迷宮を攻略した者へのご褒美、束の間の休息というやつだ。俺はこのまま、ベッドの心地良さに包まれながら、眠りにつこうと考えていた。

 

しかし、

 

「我が夫、入っても良いですか?」

 

ん?モルガン?こんな時間にどうしたんだ?ん?…そういえば寝る場所とか決まってなかったな…ベッドってここしか無いんだろか?もう一つはハジメ達が使っているだろうし…まぁ最悪俺が床で寝れば良いだけだ。

 

「ああ、入っていいぞ」

「失礼しますよ我が夫」

「どうぞどう……ぞ?」

 

入ってきたモルガンの姿を見た瞬間、俺の思考は停止した。

 

「どうしたのです?我が夫」

「モ、モルガンさん!?その格好は…いったい…」

 

モルガンは所々に綺麗な宝石をあしらった純白のネグリジェに身を包んだだけの状態。

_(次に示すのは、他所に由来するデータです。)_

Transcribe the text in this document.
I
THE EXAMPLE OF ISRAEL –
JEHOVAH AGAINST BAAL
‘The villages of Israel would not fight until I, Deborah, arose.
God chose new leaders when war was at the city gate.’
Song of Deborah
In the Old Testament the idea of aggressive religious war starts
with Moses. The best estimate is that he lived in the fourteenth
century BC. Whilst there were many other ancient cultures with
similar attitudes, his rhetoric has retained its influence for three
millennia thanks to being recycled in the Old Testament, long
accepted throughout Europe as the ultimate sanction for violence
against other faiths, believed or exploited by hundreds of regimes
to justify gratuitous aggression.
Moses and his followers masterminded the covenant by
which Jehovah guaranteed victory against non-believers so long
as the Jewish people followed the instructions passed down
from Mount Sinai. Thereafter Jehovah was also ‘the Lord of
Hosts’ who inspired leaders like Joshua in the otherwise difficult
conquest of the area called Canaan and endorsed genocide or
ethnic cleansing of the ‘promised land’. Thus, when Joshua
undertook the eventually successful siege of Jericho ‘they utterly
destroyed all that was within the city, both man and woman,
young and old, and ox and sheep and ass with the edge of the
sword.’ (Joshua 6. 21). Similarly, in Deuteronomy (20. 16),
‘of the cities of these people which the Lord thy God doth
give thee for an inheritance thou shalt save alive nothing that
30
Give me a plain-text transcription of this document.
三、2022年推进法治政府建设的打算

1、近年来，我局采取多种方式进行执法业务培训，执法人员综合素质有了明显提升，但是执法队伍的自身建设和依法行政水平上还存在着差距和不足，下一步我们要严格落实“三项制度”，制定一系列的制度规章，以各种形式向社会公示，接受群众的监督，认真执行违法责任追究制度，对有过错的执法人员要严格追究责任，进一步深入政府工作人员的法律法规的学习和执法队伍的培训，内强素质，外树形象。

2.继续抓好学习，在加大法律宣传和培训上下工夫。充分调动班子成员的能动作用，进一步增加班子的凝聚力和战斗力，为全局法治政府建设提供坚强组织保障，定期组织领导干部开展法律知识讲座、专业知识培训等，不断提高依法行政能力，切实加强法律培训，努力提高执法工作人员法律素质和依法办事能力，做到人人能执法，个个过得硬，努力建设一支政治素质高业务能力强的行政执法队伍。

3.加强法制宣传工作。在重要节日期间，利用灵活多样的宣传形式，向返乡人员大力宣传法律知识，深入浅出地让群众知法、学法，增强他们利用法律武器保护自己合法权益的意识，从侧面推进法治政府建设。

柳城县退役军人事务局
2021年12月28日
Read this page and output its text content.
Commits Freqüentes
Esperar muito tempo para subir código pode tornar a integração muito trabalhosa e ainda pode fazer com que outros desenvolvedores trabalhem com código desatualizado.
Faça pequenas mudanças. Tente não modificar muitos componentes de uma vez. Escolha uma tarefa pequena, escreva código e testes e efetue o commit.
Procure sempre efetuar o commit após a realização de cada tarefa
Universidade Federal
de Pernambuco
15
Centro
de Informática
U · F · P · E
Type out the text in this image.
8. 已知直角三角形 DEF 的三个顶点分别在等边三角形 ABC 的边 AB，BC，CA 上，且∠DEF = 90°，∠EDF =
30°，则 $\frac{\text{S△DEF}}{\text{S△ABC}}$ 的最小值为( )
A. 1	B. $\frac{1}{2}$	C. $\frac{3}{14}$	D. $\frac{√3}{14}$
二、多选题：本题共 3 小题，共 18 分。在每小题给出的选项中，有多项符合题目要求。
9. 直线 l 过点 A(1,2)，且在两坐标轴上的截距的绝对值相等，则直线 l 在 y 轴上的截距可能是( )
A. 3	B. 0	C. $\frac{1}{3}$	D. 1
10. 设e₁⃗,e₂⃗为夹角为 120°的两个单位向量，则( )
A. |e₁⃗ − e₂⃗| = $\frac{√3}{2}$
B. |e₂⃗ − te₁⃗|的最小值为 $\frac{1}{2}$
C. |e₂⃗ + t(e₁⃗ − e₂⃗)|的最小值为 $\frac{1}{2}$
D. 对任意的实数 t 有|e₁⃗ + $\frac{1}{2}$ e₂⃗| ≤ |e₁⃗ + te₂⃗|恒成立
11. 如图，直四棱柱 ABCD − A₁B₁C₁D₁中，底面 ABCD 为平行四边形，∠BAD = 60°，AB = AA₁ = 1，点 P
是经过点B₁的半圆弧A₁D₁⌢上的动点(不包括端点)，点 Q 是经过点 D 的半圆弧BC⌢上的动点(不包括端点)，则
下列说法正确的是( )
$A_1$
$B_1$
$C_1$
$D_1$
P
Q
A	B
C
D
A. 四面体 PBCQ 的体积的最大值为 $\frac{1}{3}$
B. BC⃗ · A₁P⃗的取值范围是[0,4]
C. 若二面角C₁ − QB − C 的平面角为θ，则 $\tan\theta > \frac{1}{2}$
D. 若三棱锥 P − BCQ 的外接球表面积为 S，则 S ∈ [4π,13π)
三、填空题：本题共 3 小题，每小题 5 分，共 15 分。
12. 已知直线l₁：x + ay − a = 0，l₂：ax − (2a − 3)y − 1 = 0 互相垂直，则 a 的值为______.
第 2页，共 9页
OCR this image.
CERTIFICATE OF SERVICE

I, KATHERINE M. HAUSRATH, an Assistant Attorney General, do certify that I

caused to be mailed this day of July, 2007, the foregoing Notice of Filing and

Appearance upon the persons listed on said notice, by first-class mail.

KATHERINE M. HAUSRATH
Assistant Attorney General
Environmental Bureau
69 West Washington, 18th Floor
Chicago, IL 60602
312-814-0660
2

しかも、肌の露出の激しいもので、生地が薄く、かなり際どい。

 

「夜。寝室に夫婦が揃っていてする事など一つでしょう」

「まて!そんな事して、ハジメ達が起きたら…」

「隠蔽の魔術を使っているのでバレませんよ」

 

逃げようとした俺をモルガンはベッドに押し倒す。しかも、周りへの対策も万全という用意周到ぶりを発揮してくる。モルガンとの距離がだんだんと縮まり、お風呂上がりのなのか、モルガンの女性特有の香りが鼻腔をくすぐる。これはヤバすぎる!

 

「さぁ我が夫、始めましょうか」

「ちょ、まて、あっ、アッーーーーー!」

 

その夜、隠れ家に一人の男の叫び声が響くのだった。

 

 

 

 





今回は八幡の心情を所々に加えてみました。
八幡ってこんな感じですよね?知らんけど。